Das Türöffnen muss man sich erarbeiten
Jeder „Klinik-Auftritt“ ist harte Arbeit. Im Vorfeld spricht sie im Krankenhaus oder im Seniorenheim mit Ärzten, Schwestern oder dem Sozialdienst. Der Clown kennt die Patienten und deren Geschichte. „Wir platzen nicht einfach ins Zimmer und treiben Schabernack. Man muss sich ganz vorsichtig nähern, sich das Türöffnen erarbeiten. Manche wollen auch einfach nicht. Das ist auch o.k. Wenn sie uns dann doch zu sich lassen, wird nicht nur gelacht. Wer gerade eine schlechte Diagnose bekommen hat, der ist verzweifelt, wütend, aufgebracht. Dann sind wir mit ihm gemeinsam verzweifelt, wütend, aufgebracht und schimpfen. Das hilft.“
Schwerstarbeit im rosa Dirndl
Zwei Stunden Clown sein - das bedeutet für PfefferMinze Schwerstarbeit im rosafarbenen Dirndl, mit knallroten Schuhen, Ranzen auf dem Rücken und roter Nase im Gesicht: „Das ist anstrengend wie ein achtstündiger Arbeitstag, weil ich alles zeitgleich machen muss.

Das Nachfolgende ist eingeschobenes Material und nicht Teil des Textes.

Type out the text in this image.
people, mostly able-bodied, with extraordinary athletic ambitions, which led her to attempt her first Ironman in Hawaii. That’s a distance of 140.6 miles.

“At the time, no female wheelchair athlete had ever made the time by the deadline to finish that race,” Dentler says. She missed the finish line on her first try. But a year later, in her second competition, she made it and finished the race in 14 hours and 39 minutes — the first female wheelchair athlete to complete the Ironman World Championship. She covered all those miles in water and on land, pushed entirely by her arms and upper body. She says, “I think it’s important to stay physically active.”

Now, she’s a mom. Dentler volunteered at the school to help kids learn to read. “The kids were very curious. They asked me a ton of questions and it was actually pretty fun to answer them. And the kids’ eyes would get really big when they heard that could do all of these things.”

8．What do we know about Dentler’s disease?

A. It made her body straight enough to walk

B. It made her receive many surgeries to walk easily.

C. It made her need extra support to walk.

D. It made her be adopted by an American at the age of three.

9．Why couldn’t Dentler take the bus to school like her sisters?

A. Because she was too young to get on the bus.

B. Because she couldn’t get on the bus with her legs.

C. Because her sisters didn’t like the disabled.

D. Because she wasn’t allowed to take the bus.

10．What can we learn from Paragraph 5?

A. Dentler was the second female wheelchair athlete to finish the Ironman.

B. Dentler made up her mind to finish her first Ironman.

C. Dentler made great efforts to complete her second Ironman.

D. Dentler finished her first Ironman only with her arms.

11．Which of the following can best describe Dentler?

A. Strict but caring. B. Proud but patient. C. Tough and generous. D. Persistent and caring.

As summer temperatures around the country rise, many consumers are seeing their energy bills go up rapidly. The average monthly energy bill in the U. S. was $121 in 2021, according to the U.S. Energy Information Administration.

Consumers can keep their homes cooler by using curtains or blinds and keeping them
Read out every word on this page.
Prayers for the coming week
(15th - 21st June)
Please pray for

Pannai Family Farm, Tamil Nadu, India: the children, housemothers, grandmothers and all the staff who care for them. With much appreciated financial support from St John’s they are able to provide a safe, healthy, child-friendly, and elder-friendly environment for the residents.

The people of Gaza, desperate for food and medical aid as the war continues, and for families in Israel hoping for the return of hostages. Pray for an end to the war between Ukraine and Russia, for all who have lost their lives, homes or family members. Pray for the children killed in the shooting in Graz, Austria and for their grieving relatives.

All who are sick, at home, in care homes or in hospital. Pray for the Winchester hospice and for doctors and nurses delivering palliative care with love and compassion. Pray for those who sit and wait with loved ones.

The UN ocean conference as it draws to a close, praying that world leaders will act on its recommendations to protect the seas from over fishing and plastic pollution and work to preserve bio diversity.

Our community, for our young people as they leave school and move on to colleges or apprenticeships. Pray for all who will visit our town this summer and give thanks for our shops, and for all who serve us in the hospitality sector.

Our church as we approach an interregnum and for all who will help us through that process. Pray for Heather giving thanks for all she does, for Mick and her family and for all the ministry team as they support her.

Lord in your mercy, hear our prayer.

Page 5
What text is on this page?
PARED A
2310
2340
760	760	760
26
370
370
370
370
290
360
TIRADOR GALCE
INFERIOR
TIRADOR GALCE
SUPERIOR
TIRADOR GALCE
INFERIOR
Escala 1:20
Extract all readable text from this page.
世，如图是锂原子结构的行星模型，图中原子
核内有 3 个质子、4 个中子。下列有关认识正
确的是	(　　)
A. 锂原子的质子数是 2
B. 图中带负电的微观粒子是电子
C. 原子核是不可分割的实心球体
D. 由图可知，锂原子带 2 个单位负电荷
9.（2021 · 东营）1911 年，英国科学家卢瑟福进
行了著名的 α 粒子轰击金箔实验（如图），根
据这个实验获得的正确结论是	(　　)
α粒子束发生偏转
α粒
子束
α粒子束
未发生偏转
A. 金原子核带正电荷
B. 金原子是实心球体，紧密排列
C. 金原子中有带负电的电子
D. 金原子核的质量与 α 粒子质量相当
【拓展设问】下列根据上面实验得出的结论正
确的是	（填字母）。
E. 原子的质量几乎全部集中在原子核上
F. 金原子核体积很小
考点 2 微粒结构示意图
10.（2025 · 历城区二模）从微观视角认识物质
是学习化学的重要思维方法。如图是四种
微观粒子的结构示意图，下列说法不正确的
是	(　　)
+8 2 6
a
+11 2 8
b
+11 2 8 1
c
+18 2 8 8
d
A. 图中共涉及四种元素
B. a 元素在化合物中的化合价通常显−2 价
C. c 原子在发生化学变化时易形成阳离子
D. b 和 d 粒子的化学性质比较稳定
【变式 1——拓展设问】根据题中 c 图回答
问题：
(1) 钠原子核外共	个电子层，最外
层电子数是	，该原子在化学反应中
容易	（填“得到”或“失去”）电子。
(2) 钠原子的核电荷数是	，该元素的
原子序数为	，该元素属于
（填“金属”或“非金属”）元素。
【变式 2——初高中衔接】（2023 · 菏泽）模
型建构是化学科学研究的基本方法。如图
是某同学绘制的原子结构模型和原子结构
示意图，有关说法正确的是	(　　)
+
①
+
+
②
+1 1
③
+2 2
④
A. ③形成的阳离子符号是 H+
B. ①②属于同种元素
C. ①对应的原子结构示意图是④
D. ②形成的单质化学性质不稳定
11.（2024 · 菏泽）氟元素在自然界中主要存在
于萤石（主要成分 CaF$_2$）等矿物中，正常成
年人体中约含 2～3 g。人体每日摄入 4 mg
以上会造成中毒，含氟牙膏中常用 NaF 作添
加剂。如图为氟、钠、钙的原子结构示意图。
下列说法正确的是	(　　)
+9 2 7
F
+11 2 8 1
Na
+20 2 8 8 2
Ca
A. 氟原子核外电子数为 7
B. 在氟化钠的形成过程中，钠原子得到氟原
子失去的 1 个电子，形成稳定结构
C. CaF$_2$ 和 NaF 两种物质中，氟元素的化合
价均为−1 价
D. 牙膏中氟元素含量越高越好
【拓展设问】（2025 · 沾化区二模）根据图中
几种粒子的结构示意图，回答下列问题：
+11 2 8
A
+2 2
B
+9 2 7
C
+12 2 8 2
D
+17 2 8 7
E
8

Ich muss meinen Kollegen im Auge behalten, den Patienten, den Menschenverkehr auf den Fluren. Zwischendurch muss ich improvisieren, neue Ideen finden und mich selbst neu erfinden. Wir greifen ganz bewusst nicht auf ein Repertoire zurück, wir wollen frisch bleiben.“
Hochs und Tiefs selbst erfahren
Ein guter Klinikclown zu sein, bedeutet daher nicht, sich selbst witzig zu finden. „Solche Leute sollten es besser gleich sein lassen. Wenn ich in ein Krankenzimmer gehe, resette ich mich vor der Tür einmal komplett. Wenn man dann drin ist, wabert einem die aktuelle Stimmung gleich entgegen. Ich weiß sofort, was los ist. Ich gehe da nicht rein, um Schabernack zu treiben. Wir wollen die Menschen besuchen, ihnen begegnen. Wenn es sein muss, ihnen die Hand halten und auch mit ihnen weinen. Ich springe dort nicht herum, wie ein angestochenes Huhn, ich bin ganz normal, bin authentisch. Im Grund genommen ist der Clown ganz viel ich selbst – nur beherrscht er Techniken, um schneller von einer Stimmung in die andere switchen zu können. Ein Clown muss in erster Linie empathisch sein, sich in andere hineinversetzen können.“ Und damit wären wir wieder beim Anfang. Er muss Hochs und Tiefs selbst erfahren haben.